Obviously, C^\infty qualifies as smooth, but what if we are willing to go with only C^1(-5,5) solutions. Obviously, since C^\infty \subsetneq C^1, we still have the solution v^* from above, but what if we use our points \mathcal{X} = \{x_{-1}, x_0, x_1, \dots \} as knots to define a C^1 quadratic spline. Can we still get a solution that is C^1 and satisfies the recursion formula? It turns out, \dots yes!
Lets define the velocity function u = u(x) by spline components u_n(x) = a_n + b_nx + c_nx^2 for x_{n-1} \leq x \leq x_n, for n = 0, 1, 2, \dots. In order to satisfy the recursion formula, since 2x-5 \in (x_{n-1},x_n) for all x \in (x_n, x_{n+1}), we would need \begin{align*}u_{n+1}(x) &= a_{n+1} + b_{n+1} x + c_{n+1} x^2 \\ &= 1.1 u_{n}(2x-5)\\ &= 1.1 \left( a_n + b_n (2x-5) + c_n (4x^2 - 20x + 25) \right)\\ &= 1.1 (a_n - 5 b_n + 25 c_n) + 1.1 (2b_n - 20c_n) x + 4.4 c_n x^2,\end{align*} so we must have the recursion formulae \begin{align*} a_{n+1} &= 1.1 \left( a_n - 5b_n + 25 c_n \right) \\ b_{n+1} &= 2.2 \left( b_n - 10 c_n \right) \\ c_{n+1} &= 4.4 c_n \end{align*} for all n = 0, 1, \dots.

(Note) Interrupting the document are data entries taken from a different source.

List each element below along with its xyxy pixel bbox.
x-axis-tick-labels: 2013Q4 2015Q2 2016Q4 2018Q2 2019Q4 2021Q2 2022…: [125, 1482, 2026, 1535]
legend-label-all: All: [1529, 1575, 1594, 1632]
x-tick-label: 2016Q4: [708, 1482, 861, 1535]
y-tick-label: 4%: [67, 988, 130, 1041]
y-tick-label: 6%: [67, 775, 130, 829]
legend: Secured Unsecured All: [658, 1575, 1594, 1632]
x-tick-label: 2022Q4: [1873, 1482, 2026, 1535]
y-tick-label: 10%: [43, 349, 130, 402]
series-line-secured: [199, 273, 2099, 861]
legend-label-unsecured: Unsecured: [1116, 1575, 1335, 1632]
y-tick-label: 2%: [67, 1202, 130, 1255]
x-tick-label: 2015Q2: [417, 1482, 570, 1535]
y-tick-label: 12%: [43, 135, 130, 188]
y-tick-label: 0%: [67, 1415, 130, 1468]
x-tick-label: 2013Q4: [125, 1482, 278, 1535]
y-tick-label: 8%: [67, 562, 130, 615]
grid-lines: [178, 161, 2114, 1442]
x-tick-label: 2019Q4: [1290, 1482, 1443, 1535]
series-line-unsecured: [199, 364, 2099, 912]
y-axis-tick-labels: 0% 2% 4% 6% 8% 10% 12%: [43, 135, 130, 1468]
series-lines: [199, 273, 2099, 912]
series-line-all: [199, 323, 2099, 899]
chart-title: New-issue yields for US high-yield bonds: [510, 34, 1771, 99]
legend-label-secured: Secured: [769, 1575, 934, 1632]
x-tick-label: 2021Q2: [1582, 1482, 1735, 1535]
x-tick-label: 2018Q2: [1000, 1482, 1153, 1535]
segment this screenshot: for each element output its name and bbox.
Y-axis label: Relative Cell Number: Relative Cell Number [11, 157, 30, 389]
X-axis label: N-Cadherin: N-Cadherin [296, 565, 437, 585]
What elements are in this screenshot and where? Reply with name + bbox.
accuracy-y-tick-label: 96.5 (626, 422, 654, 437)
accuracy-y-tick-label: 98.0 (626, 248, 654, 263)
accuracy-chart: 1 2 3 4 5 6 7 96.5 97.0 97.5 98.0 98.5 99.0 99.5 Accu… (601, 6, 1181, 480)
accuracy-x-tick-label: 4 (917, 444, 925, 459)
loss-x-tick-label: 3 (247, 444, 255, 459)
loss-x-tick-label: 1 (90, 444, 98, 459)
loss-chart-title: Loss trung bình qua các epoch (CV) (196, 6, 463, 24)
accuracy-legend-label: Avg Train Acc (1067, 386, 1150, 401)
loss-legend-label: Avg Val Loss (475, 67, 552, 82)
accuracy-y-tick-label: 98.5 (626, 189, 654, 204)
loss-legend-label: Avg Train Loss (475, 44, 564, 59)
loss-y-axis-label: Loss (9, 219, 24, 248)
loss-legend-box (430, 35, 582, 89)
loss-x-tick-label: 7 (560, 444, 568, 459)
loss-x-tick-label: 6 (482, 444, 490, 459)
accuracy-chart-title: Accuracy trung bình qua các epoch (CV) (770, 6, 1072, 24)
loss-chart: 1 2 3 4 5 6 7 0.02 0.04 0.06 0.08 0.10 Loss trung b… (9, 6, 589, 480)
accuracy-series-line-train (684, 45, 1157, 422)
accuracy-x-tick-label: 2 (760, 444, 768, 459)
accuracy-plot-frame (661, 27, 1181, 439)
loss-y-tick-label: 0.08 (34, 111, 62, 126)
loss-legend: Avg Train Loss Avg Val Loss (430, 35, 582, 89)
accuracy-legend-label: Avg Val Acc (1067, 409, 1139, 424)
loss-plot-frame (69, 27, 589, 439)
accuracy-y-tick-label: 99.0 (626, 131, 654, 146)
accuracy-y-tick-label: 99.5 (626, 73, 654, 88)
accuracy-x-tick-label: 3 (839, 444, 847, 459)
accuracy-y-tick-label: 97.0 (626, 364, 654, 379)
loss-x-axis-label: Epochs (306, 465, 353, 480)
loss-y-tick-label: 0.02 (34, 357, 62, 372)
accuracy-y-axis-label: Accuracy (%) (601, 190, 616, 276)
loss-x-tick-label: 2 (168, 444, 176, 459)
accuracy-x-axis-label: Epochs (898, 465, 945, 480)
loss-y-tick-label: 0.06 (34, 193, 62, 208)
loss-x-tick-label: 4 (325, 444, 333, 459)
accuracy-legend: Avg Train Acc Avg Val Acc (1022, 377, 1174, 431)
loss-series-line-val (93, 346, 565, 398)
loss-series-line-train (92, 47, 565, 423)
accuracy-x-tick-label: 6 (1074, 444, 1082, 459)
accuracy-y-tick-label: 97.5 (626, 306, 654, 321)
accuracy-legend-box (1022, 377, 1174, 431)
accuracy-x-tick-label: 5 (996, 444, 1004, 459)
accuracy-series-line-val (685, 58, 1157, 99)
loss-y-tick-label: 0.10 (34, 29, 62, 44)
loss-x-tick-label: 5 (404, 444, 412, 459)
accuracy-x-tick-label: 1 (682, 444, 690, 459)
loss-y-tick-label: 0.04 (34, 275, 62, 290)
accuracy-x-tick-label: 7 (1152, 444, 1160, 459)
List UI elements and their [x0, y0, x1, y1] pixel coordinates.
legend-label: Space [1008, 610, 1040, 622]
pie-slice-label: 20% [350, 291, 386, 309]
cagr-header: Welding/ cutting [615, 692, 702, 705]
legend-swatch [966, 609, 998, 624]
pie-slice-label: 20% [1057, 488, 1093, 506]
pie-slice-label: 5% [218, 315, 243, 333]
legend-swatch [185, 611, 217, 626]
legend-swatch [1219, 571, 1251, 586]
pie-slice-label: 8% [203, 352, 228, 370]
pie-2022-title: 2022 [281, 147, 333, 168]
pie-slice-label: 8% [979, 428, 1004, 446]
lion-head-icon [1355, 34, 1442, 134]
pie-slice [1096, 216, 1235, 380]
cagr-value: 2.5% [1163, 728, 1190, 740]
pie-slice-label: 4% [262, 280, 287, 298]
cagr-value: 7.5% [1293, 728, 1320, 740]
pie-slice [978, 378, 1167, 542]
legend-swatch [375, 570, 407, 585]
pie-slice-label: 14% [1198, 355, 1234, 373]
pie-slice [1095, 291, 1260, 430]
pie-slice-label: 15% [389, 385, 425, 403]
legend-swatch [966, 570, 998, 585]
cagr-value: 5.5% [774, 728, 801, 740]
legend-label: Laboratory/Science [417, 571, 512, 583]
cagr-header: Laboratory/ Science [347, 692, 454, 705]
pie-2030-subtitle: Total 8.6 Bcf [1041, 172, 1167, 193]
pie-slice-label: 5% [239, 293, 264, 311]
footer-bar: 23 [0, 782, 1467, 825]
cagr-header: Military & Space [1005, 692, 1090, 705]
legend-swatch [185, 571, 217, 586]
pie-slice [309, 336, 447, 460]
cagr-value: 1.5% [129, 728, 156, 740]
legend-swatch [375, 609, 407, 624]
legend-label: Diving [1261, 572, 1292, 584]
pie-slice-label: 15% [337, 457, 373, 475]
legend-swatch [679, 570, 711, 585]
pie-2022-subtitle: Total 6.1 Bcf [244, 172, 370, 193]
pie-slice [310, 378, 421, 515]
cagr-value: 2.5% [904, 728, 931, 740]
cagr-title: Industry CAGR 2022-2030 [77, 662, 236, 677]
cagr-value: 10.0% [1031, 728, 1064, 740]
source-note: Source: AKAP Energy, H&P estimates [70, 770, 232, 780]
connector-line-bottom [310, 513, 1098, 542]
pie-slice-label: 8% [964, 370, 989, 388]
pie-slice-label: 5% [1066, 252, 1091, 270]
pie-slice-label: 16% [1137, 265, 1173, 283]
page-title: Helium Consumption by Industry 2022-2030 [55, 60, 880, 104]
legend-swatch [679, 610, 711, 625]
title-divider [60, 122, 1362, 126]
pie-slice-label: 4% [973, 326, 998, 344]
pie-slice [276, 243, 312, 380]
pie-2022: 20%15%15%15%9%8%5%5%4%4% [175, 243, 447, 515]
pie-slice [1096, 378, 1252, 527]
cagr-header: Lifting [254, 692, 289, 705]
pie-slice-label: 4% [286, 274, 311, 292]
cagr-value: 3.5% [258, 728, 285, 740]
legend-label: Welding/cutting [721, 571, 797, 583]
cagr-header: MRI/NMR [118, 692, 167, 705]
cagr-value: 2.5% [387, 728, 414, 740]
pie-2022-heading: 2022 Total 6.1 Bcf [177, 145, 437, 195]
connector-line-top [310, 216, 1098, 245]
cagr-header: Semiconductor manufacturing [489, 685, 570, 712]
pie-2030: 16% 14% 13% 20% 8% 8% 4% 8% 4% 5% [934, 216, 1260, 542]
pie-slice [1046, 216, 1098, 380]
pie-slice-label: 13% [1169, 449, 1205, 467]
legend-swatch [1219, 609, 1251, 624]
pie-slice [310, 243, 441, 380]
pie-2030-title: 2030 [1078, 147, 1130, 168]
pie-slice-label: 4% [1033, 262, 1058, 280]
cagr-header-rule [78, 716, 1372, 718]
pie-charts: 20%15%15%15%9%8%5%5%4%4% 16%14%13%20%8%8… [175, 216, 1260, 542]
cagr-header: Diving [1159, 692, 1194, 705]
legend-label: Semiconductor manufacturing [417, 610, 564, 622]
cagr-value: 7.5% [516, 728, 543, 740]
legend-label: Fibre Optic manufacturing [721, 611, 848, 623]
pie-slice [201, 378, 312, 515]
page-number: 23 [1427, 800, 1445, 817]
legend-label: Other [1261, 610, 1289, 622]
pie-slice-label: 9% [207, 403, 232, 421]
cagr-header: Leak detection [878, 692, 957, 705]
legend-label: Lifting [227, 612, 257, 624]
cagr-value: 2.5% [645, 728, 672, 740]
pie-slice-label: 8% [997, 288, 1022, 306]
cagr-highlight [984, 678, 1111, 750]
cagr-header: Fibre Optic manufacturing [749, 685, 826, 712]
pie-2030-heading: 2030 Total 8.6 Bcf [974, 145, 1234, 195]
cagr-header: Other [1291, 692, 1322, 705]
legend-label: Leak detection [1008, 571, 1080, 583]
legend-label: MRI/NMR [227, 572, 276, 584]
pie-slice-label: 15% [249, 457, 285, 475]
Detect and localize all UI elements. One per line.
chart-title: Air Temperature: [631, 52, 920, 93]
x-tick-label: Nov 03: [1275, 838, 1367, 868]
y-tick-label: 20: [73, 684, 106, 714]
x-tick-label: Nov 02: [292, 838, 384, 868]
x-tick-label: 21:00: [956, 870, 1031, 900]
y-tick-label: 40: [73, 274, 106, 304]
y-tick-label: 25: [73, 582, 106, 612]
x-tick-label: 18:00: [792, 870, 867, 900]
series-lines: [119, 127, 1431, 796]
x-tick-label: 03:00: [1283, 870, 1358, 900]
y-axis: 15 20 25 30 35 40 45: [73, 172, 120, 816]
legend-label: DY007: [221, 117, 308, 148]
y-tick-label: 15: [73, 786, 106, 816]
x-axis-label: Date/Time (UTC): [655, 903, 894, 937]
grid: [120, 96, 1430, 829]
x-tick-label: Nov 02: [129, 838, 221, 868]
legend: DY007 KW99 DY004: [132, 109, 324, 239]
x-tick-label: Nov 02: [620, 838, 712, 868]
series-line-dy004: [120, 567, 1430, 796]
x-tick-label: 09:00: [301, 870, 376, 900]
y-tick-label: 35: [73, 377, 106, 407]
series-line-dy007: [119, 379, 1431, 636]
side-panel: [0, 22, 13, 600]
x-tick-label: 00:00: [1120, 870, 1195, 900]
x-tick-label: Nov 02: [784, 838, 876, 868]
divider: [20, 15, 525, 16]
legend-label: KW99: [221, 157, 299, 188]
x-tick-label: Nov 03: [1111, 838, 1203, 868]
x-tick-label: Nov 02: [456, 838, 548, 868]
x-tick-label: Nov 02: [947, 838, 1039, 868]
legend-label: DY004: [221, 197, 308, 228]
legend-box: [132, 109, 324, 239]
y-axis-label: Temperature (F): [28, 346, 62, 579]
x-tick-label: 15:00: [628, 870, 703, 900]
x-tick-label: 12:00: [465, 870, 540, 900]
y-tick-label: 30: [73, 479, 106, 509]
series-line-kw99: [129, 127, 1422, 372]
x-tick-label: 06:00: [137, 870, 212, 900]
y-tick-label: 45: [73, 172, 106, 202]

Using this recursion formula we can define each quadratic spline component in terms of the parameters (a_0, b_0, c_0). We need to confirm that we can choose appropriate values of (a_0, b_0, c_0) such that the resulting spline u = u(x) \in C^1(-5,5), that u^\prime(x) \geq 0 for all x \in (-5,5) and the u(0) = 12.5. Since x_0 = 0 is on both the u_0 and u_1 components of the spline and we want both u and u^\prime continuous at x_0 we must have u_0(0) = a_0 = u_1(0) = a_1 = 1.1 (a_0 - 5b_0 + 25 c_0) = 12.5 and u^\prime_0(0) = b_0 = u^\prime_1(0) = b_1 = 2.2 (b_0 - 10c_0). So we can group these conditions into the system of three equations and three unknowns \begin{align*}a_0 &= 12.5 \\ 0.1 a_0 - 5.5 b_0 + 27.5 c_0 &= 0 \\ 1.2 b_0 - 22 c_0 &= 0,\end{align*} which can be solved by (a_0,b_0,c_0) = (12.5, \frac{5}{16}, \frac{3}{176}).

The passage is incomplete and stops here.